Transformer-based approaches have shown promising performance in image restoration tasks due to their ability to model long-range dependencies, which are essential for recovering clear images. Although various efficient attention mechanisms have been proposed to address the intensive computational loads of transformers, they often suffer from redundant information and noisy interactions from irrelevant regions, as they consider all available tokens. In this work, we propose an Adaptive Sparse Transformer (AST-v2) to mitigate these issues by reducing noisy interactions in irrelevant areas and removing feature redundancy along channel dimension. AST-v2 incorporates two core components: an Adaptive Sparse Self-Attention (ASSA) block and a Feature Refinement Feed-forward Network (FRFN).

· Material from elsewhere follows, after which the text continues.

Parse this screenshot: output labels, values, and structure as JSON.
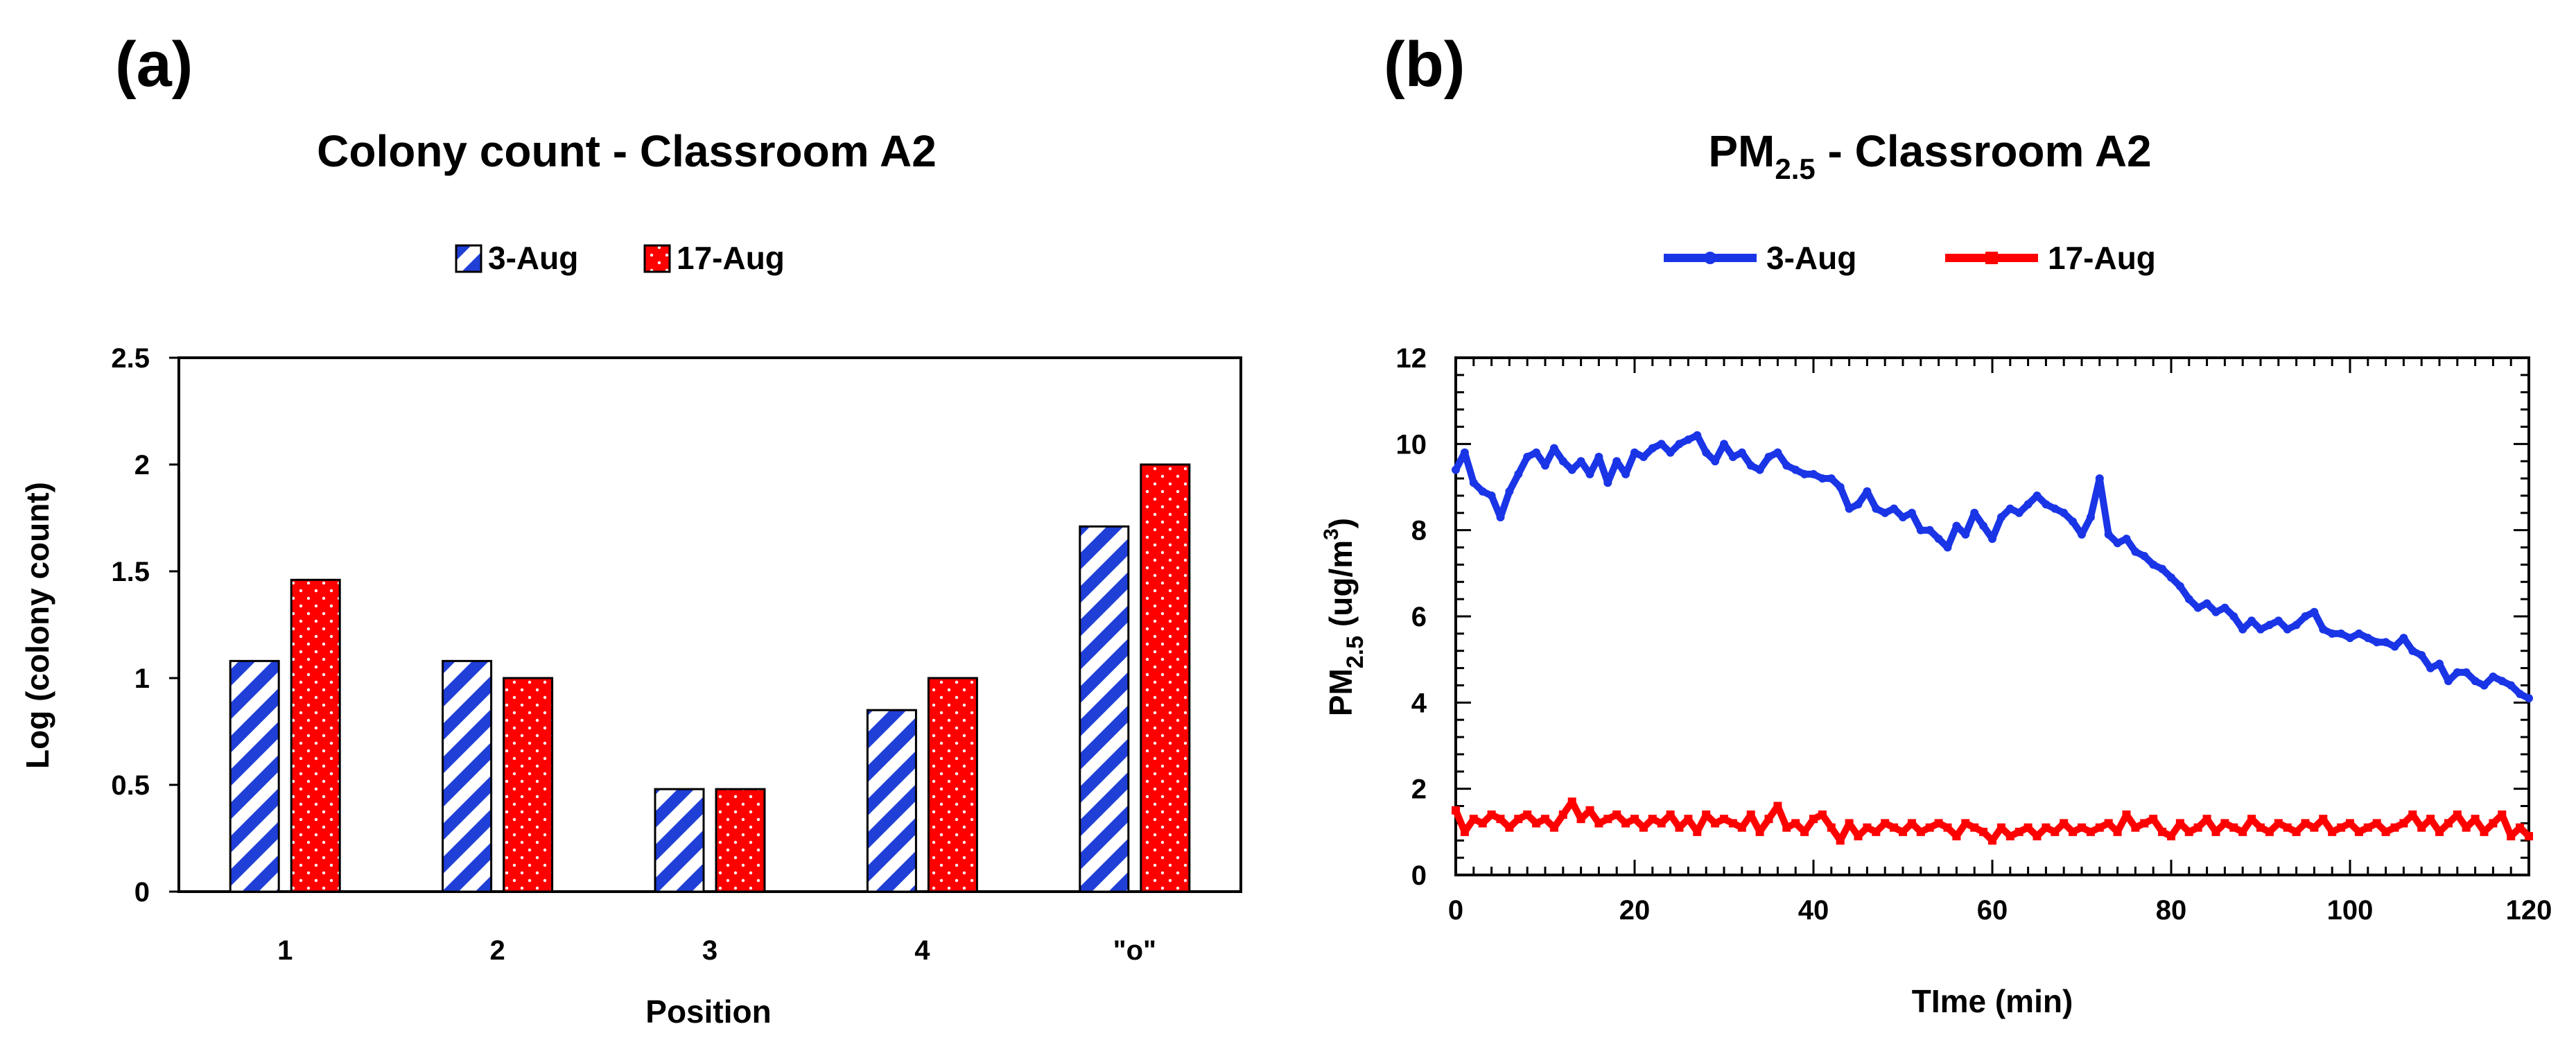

ASSA adopts a dual-branch design, where the sparse branch guides the modulation of standard dense attention weights. This paradigm reduces the negative impact of irrelevant token interactions while preserving the important ones. Meanwhile, FRFN utilizes an enhance-and-ease scheme to eliminate feature redundancy across channels, enhancing the restoration of clear images. Experimental results on commonly used benchmarks show the competitive performance of our method for 6 restoration tasks, including rain streak removal, haze removal, shadow removal, snow removal, blur removal, and low-light enhancement. The code is available in the supplementary materials.